The effort seeks to bring easy access to financial markets to all citizens of the world by democratizing access to investments and construct equal access to growing wealth.

Abra’s website claims their “vision is to open access to the global financial system and drive greater financial inclusion.” Through the decentralization of finance and financial products, Abra users can buy and invest in hundreds of assets they may not have had access to previously. How can this be though? How can a single platform navigate the legal regulation of 155 countries and offer its product worldwide?

Abra has invented its own form of synthetic asset to avoid the scrutiny of regulatory agencies. When a user deposits funds, those funds are automatically converted to Bitcoin or Litecoin and protected and enabled by the blockchain.

From there, the assets are stored in a multi-signature contract with Abra that effectively creates a stablecoin to ensure user funds are safe from price volatility in the crypto space.

When the user is ready to start investing in stocks, ETFs, or any of the other assets, Abra similarly utilizes smart contracts to carry out these trades.

Abra allows you to own a contract that is a bet on an underlying asset instead of owning the asset itself. Rather than acting as a normal broker or exchange — and subjecting itself to harsher regulation, Abra uses smart contracts to produce the same effect as owning the underlying asset.

So why is this method of investing such a big deal? Abra Founder, Bill Barhydt comments on how “it’s legally impossible for one company to make it easy for people 150 countries to buy stocks where you physically hold the stuff.”

Given the impossibility of navigating countless jurisdictions, it’s simply easier to use Bitcoin as a reserve currency to bet on assets because it produces the same net effect for investors. Even those who are not interested in cryptocurrency or are too scared to own it themselves are able to use the platform without worry.

When a contract is sold, funds are converted back to a fiat currency of choice, and if a user “owns” a stock that pays dividends, they are still entitled to receive them. All of this occurs without the user ever truly owning the shares.

To maintain concurrency with markets, Abra partners with CBOE and Xignite to procure real-time data that is used to determine accurate prices for contracts.

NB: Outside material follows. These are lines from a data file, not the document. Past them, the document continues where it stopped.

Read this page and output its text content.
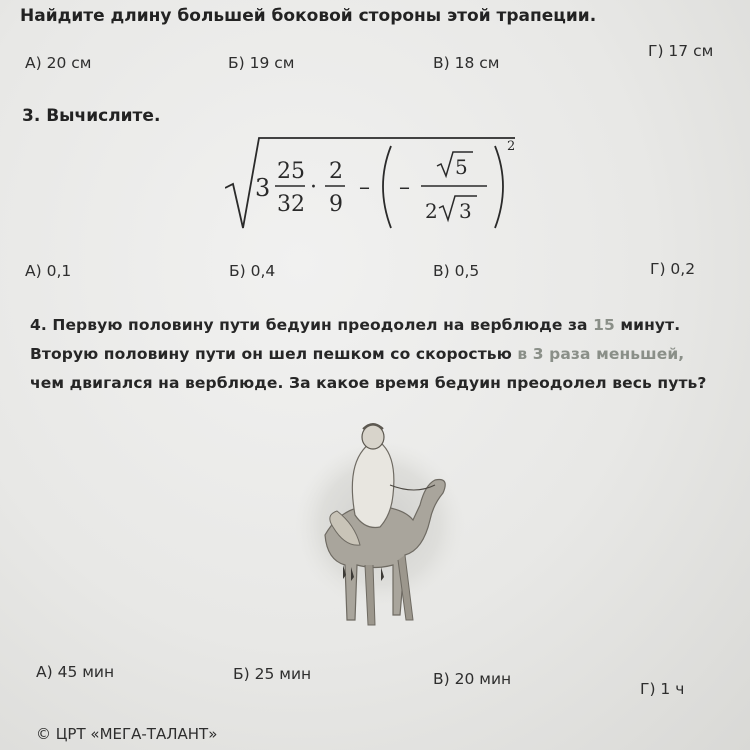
Найдите длину большей боковой стороны этой трапеции.
А) 20 см	Б) 19 см	В) 18 см
Г) 17 см
3. Вычислите.
3
25
32
·
2
9
– –
5
2 3
2
А) 0,1	Б) 0,4	В) 0,5	Г) 0,2
4. Первую половину пути бедуин преодолел на верблюде за 15 минут.
Вторую половину пути он шел пешком со скоростью в 3 раза меньшей,
чем двигался на верблюде. За какое время бедуин преодолел весь путь?
А) 45 мин	Б) 25 мин	В) 20 мин
Г) 1 ч
© ЦРТ «МЕГА-ТАЛАНТ»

In using bitcoin as a reserve currency for their platform, Abra is enabling a window for Bitcoin to perform an important function that defines something as money. Bitcoin is now a unit of account, a specific currency used to measures the value of things.

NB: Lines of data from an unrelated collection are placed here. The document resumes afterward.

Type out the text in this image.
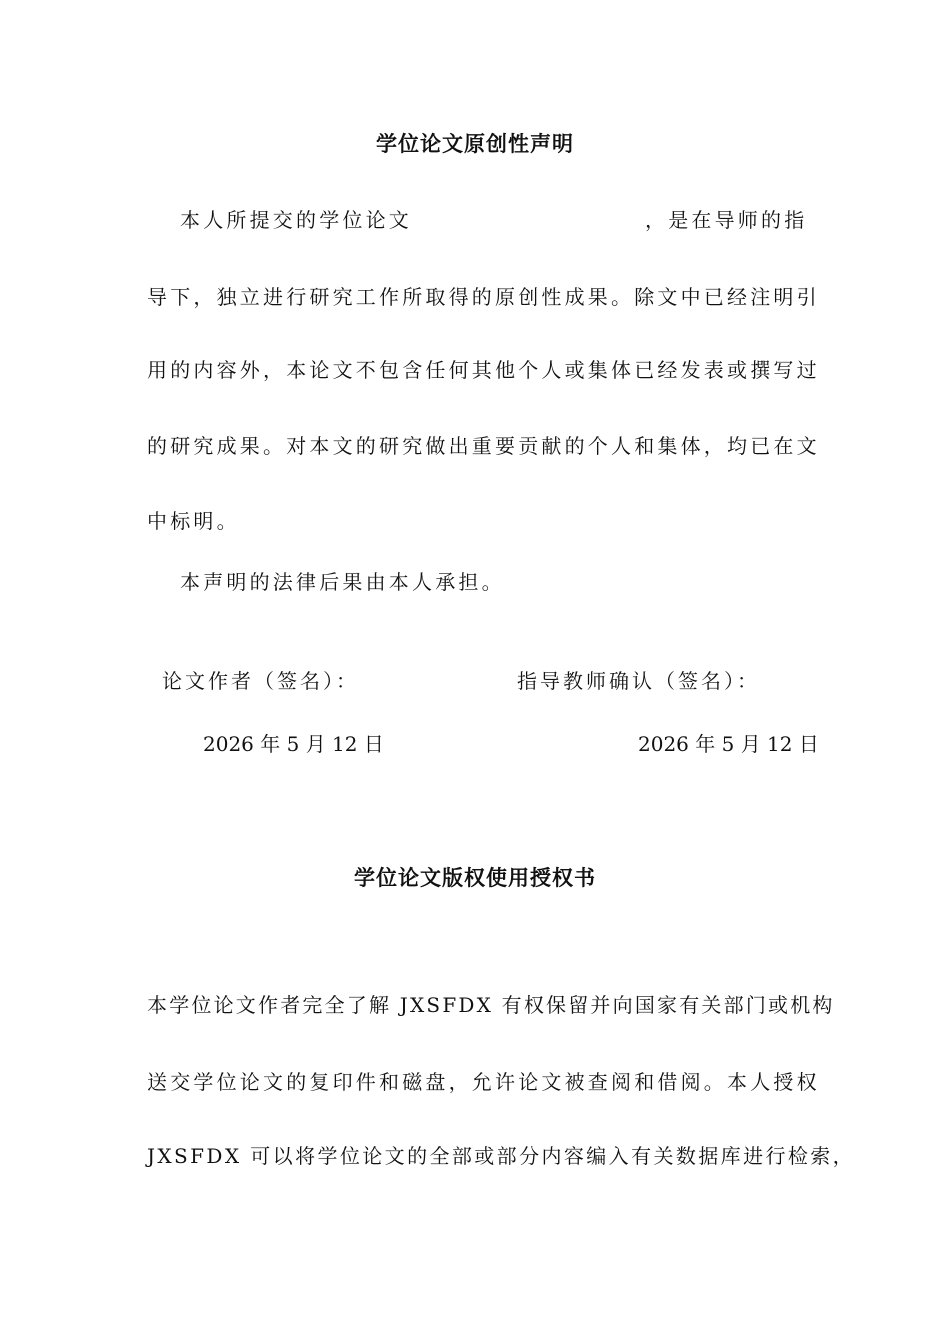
学位论文原创性声明

本人所提交的学位论文	，是在导师的指

导下，独立进行研究工作所取得的原创性成果。除文中已经注明引

用的内容外，本论文不包含任何其他个人或集体已经发表或撰写过

的研究成果。对本文的研究做出重要贡献的个人和集体，均已在文

中标明。

本声明的法律后果由本人承担。

论文作者（签名）：	指导教师确认（签名）：
2026 年 5 月 12 日	2026 年 5 月 12 日
学位论文版权使用授权书

本学位论文作者完全了解 JXSFDX 有权保留并向国家有关部门或机构

送交学位论文的复印件和磁盘，允许论文被查阅和借阅。本人授权

JXSFDX 可以将学位论文的全部或部分内容编入有关数据库进行检索，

This function, along with user exposure to crypto assets through traditional investment products will create what Barhydt called a “halo effect.”

Hopefully, people will realize the functionality in Bitcoin — if nothing else — through their use of the platform.

An important feature of the Abra wallet is allowing user ownership of private keys. This non-custodial wallet architecture frees users from third-party security risks and vulnerabilities. Abra does this by utilizing the Bitcoin blockchain and providing unique recovery phrases for each wallet.

The individual is in control of their own phrase and allowed transparency, liquidity, and security of their funds. Rather than follow the model of other exchanges, Abra has embraced the individual financial sovereignty that defines the Bitcoin vision. Rather than mimicking a bank account, Abra seeks to replace the need for institutions to hold and manage one’s money.